About: Combinatorial data analysis is a research topic. Over the lifetime, 45 publications have been published within this topic receiving 2817 citations.
TL;DR: The quadratic assignment paradigm developed in operations research is discussed as a general approach to data analysis tasks characterized by the use of proximity matrices in this article, and an extensive set of numerical examples are given illustrating the application of the search procedure to hierarchical clustering, the identification of homogeneous object subsets, linear and circular seriation, and a discrete version of multidimensional scaling.
Abstract: The quadratic assignment paradigm developed in operations research is discussed as a general approach to data analysis tasks characterized by the use of proximity matrices. Data analysis problems are first classified as being either static or non-static. The term ‘static’ implies the evaluation of a detailed substantive hypothesis that is posited without the aid of the actual data. Alternatively, the term ‘non-static’ suggests a search for a particular type of relational structure within the obtained proximity matrix and without the statement of a specific conjecture beforehand. Although the static class of problems is directly related to several inference procedures commonly used in classical statistics, the major emphasis in this paper is on applying a general computational heuristic to attack the non-static problem and in using the quadratic assignment orientation to discuss a variety of research tactics of importance in the behavioral sciences and, particularly, in psychology. An extensive set of numerical examples is given illustrating the application of the search procedure to hierarchical clustering, the identification of homogeneous object subsets, linear and circular seriation, and a discrete version of multidimensional scaling.
TL;DR: This paper presents some of the most important QAP formulations and classify them according to their mathematical sources and gives a detailed discussion of the progress made in both exact and heuristic solution methods, including those formulated according to metaheuristic strategies.
TL;DR: In this paper, the authors present a monograph that integrates many classes of permutation techniques in a highly cohesive manner, which is interesting because it avoids the all-too-common practice involving the assumption of totally unjustified distribution (e.g., a univariate or multivariate normal distribution) in applications of statistical methods that influences (perhaps overwhelms) any inference resulting from such methods.
Abstract: This monograph is extremely interesting because it integrates many classes of permutation techniques in a highly cohesive manner. Being confined to permutation methods, the techniques are strictly data dependent (i.e., all inferences depend only on the permutation structure associated with the available data). As a consequence, this monograph avoids the all-too-common practice involving the assumption of a totally unjustified distribution (e.g., a univariate or multivariate normal distribution) in applications of statistical methods that influences (perhaps overwhelms) any inference resulting from such methods. All the methods considered in this monograph depend on indices of merit that are called objective functions. A well-known example of an objective function is the Pearson correlation coefficient. In this perspective, the objective functions considered in this monograph are nothing more than univariate or multivariate variations and/or extensions of the Pearson correlation coefficient. The intuitive notion of proximity ("closeness" between objects) is a major consideration in the choice of an objective function. Because permutation methods involve random assignments, the statistical approaches of this monograph are termed assignment models. First, second, and higher order assignment models are considered.

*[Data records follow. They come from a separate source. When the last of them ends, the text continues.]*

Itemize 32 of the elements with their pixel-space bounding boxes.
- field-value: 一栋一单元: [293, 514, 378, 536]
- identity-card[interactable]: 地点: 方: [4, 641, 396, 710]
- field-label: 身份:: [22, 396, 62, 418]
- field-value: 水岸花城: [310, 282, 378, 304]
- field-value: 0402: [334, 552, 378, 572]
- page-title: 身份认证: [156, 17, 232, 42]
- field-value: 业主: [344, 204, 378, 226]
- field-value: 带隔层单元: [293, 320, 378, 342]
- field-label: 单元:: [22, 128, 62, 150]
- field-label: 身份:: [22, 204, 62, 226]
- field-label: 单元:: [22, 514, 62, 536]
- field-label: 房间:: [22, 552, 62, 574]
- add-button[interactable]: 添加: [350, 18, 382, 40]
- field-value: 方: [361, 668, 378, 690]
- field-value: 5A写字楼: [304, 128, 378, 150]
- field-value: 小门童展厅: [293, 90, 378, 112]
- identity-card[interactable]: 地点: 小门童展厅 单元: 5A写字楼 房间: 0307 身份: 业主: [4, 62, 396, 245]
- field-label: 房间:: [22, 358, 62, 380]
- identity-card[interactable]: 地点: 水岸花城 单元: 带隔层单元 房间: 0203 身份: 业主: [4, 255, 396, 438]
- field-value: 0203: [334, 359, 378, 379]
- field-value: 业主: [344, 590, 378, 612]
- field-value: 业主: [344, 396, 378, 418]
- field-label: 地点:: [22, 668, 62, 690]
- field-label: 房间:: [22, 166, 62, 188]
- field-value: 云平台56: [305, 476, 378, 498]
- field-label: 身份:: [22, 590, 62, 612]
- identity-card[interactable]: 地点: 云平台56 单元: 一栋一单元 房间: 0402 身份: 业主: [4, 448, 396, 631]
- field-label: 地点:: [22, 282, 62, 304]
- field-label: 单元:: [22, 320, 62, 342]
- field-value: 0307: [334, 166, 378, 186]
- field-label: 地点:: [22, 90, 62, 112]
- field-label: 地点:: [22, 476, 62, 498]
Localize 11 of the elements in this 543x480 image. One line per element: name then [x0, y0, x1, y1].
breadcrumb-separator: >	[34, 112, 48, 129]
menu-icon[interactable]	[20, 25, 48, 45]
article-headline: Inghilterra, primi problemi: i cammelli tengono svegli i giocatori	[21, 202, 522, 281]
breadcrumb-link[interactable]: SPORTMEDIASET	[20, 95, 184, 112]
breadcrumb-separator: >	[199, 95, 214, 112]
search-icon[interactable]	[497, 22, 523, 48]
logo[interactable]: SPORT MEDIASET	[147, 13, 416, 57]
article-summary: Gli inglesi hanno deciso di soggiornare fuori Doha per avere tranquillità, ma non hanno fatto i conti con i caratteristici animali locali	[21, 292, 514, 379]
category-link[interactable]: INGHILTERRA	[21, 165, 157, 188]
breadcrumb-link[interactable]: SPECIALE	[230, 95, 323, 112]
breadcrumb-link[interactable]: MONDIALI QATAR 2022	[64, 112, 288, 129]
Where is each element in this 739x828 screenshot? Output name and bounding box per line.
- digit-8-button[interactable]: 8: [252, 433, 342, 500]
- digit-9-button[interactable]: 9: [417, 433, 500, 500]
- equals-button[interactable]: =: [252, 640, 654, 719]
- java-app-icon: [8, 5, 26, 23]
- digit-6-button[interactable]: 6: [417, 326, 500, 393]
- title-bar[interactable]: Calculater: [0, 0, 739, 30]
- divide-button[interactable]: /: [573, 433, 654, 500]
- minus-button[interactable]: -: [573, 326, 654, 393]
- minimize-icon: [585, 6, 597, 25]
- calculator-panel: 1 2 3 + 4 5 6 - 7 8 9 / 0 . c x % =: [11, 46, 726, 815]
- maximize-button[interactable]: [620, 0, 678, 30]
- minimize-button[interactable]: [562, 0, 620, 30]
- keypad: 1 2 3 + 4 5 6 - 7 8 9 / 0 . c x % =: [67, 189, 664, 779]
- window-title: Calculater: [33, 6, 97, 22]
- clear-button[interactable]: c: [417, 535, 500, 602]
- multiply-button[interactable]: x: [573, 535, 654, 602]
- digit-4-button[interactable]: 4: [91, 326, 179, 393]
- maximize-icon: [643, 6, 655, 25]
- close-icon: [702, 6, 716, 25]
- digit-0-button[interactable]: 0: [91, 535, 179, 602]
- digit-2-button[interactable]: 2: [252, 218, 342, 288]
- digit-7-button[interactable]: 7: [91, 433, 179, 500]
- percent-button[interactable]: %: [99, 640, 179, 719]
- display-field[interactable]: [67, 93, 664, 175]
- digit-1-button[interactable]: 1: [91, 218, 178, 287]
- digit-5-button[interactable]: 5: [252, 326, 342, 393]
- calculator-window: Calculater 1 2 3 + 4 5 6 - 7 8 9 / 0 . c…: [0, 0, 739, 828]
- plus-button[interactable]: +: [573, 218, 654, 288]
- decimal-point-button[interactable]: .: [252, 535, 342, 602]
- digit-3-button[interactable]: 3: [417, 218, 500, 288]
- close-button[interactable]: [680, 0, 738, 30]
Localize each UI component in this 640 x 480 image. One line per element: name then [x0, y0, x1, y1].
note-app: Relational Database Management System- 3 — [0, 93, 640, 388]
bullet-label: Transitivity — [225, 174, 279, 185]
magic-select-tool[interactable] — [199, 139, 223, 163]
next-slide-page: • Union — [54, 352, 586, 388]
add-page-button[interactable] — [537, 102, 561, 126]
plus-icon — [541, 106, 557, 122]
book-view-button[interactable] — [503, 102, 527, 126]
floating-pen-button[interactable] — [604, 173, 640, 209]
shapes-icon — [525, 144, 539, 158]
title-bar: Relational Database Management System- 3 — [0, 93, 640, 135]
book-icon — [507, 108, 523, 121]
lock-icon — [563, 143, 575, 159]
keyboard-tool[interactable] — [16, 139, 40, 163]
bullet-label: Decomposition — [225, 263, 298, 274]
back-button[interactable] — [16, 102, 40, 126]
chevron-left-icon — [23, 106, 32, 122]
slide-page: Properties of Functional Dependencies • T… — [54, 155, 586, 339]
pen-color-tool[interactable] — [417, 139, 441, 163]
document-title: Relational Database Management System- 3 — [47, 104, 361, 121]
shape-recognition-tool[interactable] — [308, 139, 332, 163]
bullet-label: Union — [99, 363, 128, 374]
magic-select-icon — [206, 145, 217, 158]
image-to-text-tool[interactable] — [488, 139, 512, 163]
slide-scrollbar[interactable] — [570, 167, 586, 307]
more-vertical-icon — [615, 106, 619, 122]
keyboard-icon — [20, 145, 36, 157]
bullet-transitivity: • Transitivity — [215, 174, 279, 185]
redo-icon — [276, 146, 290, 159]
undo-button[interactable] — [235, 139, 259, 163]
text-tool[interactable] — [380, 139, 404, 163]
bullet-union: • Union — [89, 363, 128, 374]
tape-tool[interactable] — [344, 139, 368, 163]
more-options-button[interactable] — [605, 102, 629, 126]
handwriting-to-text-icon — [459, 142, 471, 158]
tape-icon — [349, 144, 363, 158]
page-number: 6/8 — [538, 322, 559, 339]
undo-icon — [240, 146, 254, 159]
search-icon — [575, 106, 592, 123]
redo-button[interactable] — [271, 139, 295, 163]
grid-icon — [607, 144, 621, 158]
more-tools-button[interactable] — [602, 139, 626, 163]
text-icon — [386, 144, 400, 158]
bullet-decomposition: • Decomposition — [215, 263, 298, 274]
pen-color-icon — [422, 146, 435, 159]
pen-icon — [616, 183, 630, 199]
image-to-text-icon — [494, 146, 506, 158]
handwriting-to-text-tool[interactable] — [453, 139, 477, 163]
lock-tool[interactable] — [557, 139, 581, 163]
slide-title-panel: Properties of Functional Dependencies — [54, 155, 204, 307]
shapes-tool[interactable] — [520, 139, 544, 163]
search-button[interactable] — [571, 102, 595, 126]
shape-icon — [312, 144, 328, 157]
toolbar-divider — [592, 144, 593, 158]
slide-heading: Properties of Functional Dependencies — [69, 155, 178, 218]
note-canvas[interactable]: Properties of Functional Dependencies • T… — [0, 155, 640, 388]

A general rth-order assignment model is based on an objective function given by
TL;DR: This chapter discusses Cluster Analysis-Partitioning, an Introduction to Branch-and-Bound Methods for Partitioning and Variable Selection for Regression Analysis.
Abstract: Cluster Analysis-Partitioning.- An Introduction to Branch-and-Bound Methods for Partitioning.- Minimum-Diameter Partitioning.- Minimum Within-Cluster Sums of Dissimilarities Partitioning.- Minimum Within-Cluster Sums of Squares Partitioning.- Multiobjective Partitioning.- Seriation.- to the Branch-and-Bound Paradigm for Seriation.- Seriation-Maximization of a Dominance Index.- Seriation-Maximization of Gradient Indices.- Seriation-Unidimensional Scaling.- Seriation-Multiobjective Seriation.- Variable Selection.- to Branch-and-Bound Methods for Variable Selection.- Variable Selection for Cluster Analysis.- Variable Selection for Regression Analysis.
TL;DR: As what will be given by this branch and bound applications in combinatorial data analysis, how can you bargain with the thing that has many benefits for you?
Abstract: Bargaining with reading habit is no need. Reading is not kind of something sold that you can take or not. It is a thing that will change your life to life better. It is the thing that will give you many things around the world and this universe, in the real world and here after. As what will be given by this branch and bound applications in combinatorial data analysis, how can you bargain with the thing that has many benefits for you?